Propping the shovel against a wall, I took a worn map out of my pocket, unfolded it for her and let her study it, my flashlight focused on the area designating this room. I was proud of this map. I'd fashioned it after some eighteenth-century cartography drawings I'd found online, then weathered it by crumpling it, spilling tea over its surface, and baking it at a low temperature in the oven. If you didn't know better, like my current clients, you couldn't be blamed for thinking it was real.
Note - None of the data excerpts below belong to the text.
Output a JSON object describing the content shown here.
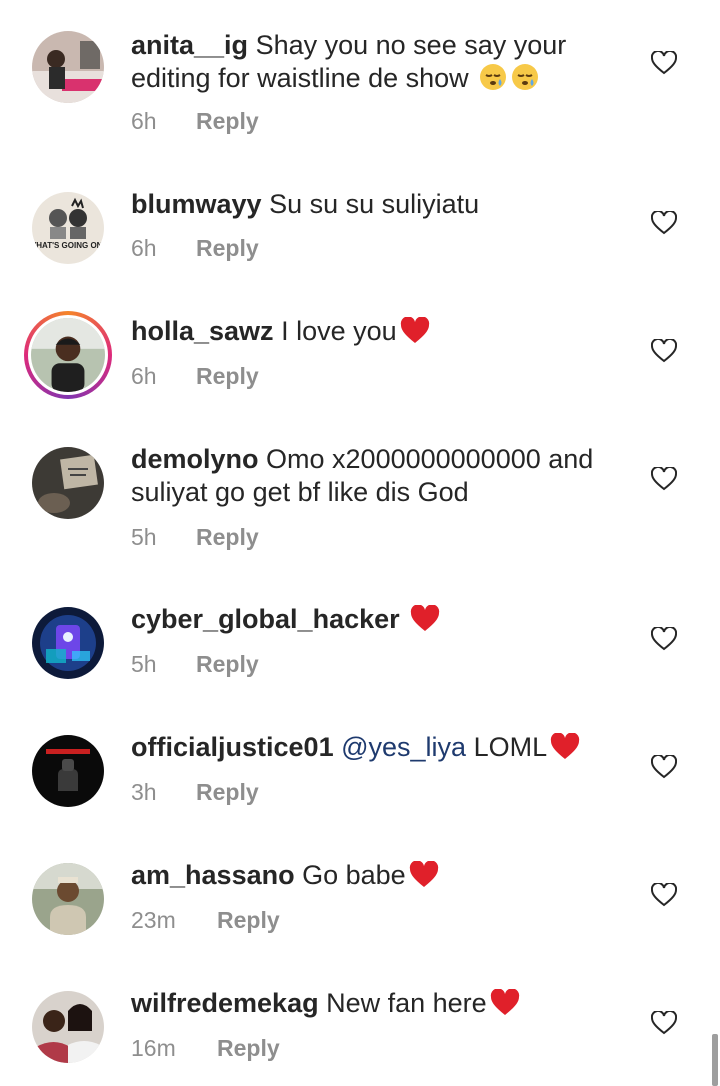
{
  "comments": [
    {
      "username": "anita__ig",
      "text": "Shay you no see say your editing for waistline de show",
      "emojis": [
        "sleepy-face",
        "sleepy-face"
      ],
      "time": "6h",
      "reply": "Reply"
    },
    {
      "username": "blumwayy",
      "text": "Su su su suliyiatu",
      "time": "6h",
      "reply": "Reply",
      "avatar_caption": "WHAT'S GOING ON?"
    },
    {
      "username": "holla_sawz",
      "text": "I love you",
      "emojis": [
        "red-heart"
      ],
      "time": "6h",
      "reply": "Reply"
    },
    {
      "username": "demolyno",
      "text": "Omo x2000000000000 and suliyat go get bf like dis God",
      "time": "5h",
      "reply": "Reply"
    },
    {
      "username": "cyber_global_hacker",
      "text": "",
      "emojis": [
        "red-heart"
      ],
      "time": "5h",
      "reply": "Reply"
    },
    {
      "username": "officialjustice01",
      "mention": "@yes_liya",
      "text": "LOML",
      "emojis": [
        "red-heart"
      ],
      "time": "3h",
      "reply": "Reply"
    },
    {
      "username": "am_hassano",
      "text": "Go babe",
      "emojis": [
        "red-heart"
      ],
      "time": "23m",
      "reply": "Reply"
    },
    {
      "username": "wilfredemekag",
      "text": "New fan here",
      "emojis": [
        "red-heart"
      ],
      "time": "16m",
      "reply": "Reply"
    }
  ],
  "colors": {
    "text": "#262626",
    "meta": "#8e8e8e",
    "mention": "#1e3a6e",
    "heart_emoji": "#e0202a"
  },
  "icons": {
    "like": "heart-outline-icon"
  }
}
"Okay, so we came in through there." She pointed towards the part of the map showing the cave's northern entrance. "And the legend states 'in a chamber buried, a golden flame, forever lit, but never claimed.'"

"You memorized it. Impressive." I didn't have to fake a smile this time. Mrs. Lopez was throwing her whole self into this. Whether she believed it was real or not, her passion was a pleasant contrast to her husband's grumpy old man bit. "We might just have to offer you a job at Aurum Venari."

Hand covering her mouth, she giggled. "I might just have to accept."

"Can we get on with it?" Mr. Lopez flashed his light back the way we'd come like he was eyeing his escape.

"Go on, Mrs. Lopez. Let's solve the mystery and find us our treasure!"

#

I hated it here. Here, in this case, was the outdoor, curbside seating of Alfie's Chow Palace, where the smell of food grease mixed with vehicle fumes. This was Norvin's favorite place to grab lunch and his most often requested meeting spot. I kind of hated him too for dragging me here, but my annoyance with him was a bit like eating an Alfie Meal, easily accepted at first, but a decision I'd always come to regret.